According to sources close to the incident, the compromise was
originally advertised in a database leaking forum on February 24, with
a hacker claiming access to 6TB data from an unnamed Paytm competitor.

Interestingly, it appears that after Rajaharia disclosed the leak,
outed the company's identity, and warned MobiKwik over email, the firm
simultaneously took measures to stop the hacker from downloading the
data.

"We [...] lost access to main company servers, not surprising
though... Cant download anything new," the hacker said in a forum post
a day later, adding that the partially downloaded data might have been
corrupted.

"We never wanted any money anyway, so not sad. But one of the biggest
hacks of KYC ever shit!!! OR SO WE THOUGHT. :( So, I guess I grow old
saying I used to hack and shit. Rather than actually hacking and shit.
Exciting 1 month though!!!," the hacker said, implying that the breach
dated back to January, echoing Rajaharia's tweets from March 4.

But a month later, in a separate listing on March 27, the hacker
claimed, "we recovered all data and it's up for sale," offering up
what is alleged to be 8TB of their data for 1.5 bitcoin ($85,684.65).

However, in an interesting turn of events, plans to put the data on
sale appear to have been suspended until further notice. "Only sell
this to company after due verification that we are dealing with
company," the hacker said in an update, suggesting an extortion
scheme.

It's not immediately clear how the threat actor managed to gain
unauthorized access to MobiKwik's servers, but the hacker said, "it'll
be embarrassing for the company. story for someother time.." (sic)

When reached for a response, a MobiKwik spokesperson downplayed the
breach, stating that the data shared on the dark web site hasn't been
retrieved from its own servers. The company also said it's working
with relevant authorities to carry out a security audit of its
platform.

"Some users have reported that their data is visible on the dark web.
While we are investigating this, it is entirely possible that any user
could have uploaded her/his information on multiple platforms. Hence,
it is incorrect to suggest that the data available on the dark web has
been accessed from MobiKwik or any identified source."

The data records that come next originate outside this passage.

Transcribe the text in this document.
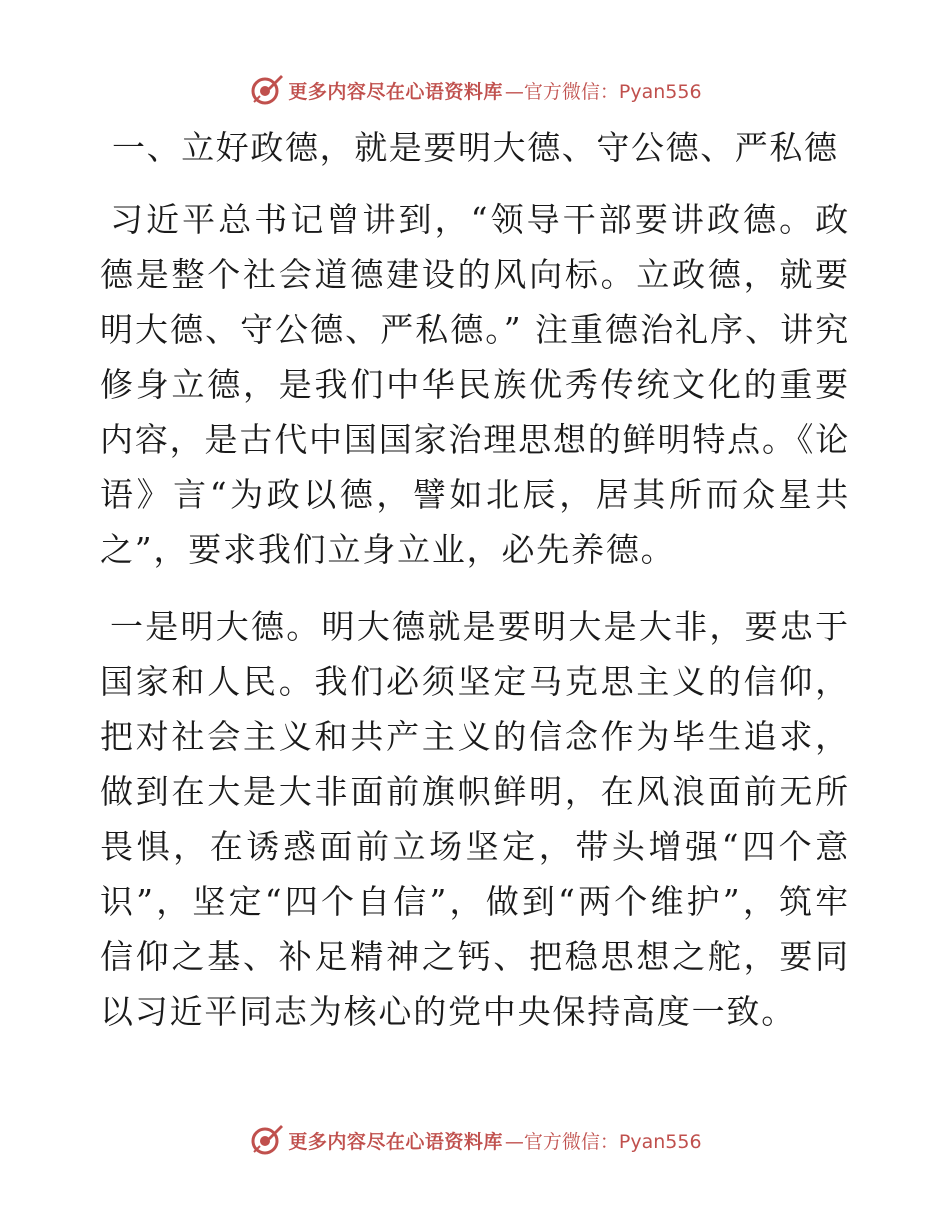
更多内容尽在心语资料库 —官方微信：Pyan556
一、立好政德，就是要明大德、守公德、严私德

习近平总书记曾讲到，“领导干部要讲政德。政德是整个社会道德建设的风向标。立政德，就要明大德、守公德、严私德。” 注重德治礼序、讲究修身立德，是我们中华民族优秀传统文化的重要内容，是古代中国国家治理思想的鲜明特点。《论语》言“为政以德，譬如北辰，居其所而众星共之”，要求我们立身立业，必先养德。

一是明大德。明大德就是要明大是大非，要忠于国家和人民。我们必须坚定马克思主义的信仰，把对社会主义和共产主义的信念作为毕生追求，做到在大是大非面前旗帜鲜明，在风浪面前无所畏惧，在诱惑面前立场坚定，带头增强“四个意识”，坚定“四个自信”，做到“两个维护”，筑牢信仰之基、补足精神之钙、把稳思想之舵，要同以习近平同志为核心的党中央保持高度一致。

更多内容尽在心语资料库 —官方微信：Pyan556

"As a regulated entity, the company takes its data security very
seriously and is fully compliant with applicable data security laws.
The company is subjected to stringent compliance measures under its
PCI-DSS and ISO Certifications, which includes annual security audits
and quarterly penetration tests to ensure security of its platform. As
soon this matter was reported, the company undertook a thorough
investigation with the help of external security experts and did not
find any evidence of a breach. The company is closely working with
requisite authorities on this matter, and considering the seriousness
of the allegations will get a third party to conduct a forensic data
security audit. For its users, the company reiterates that all
MobiKwik accounts and balances are completely safe."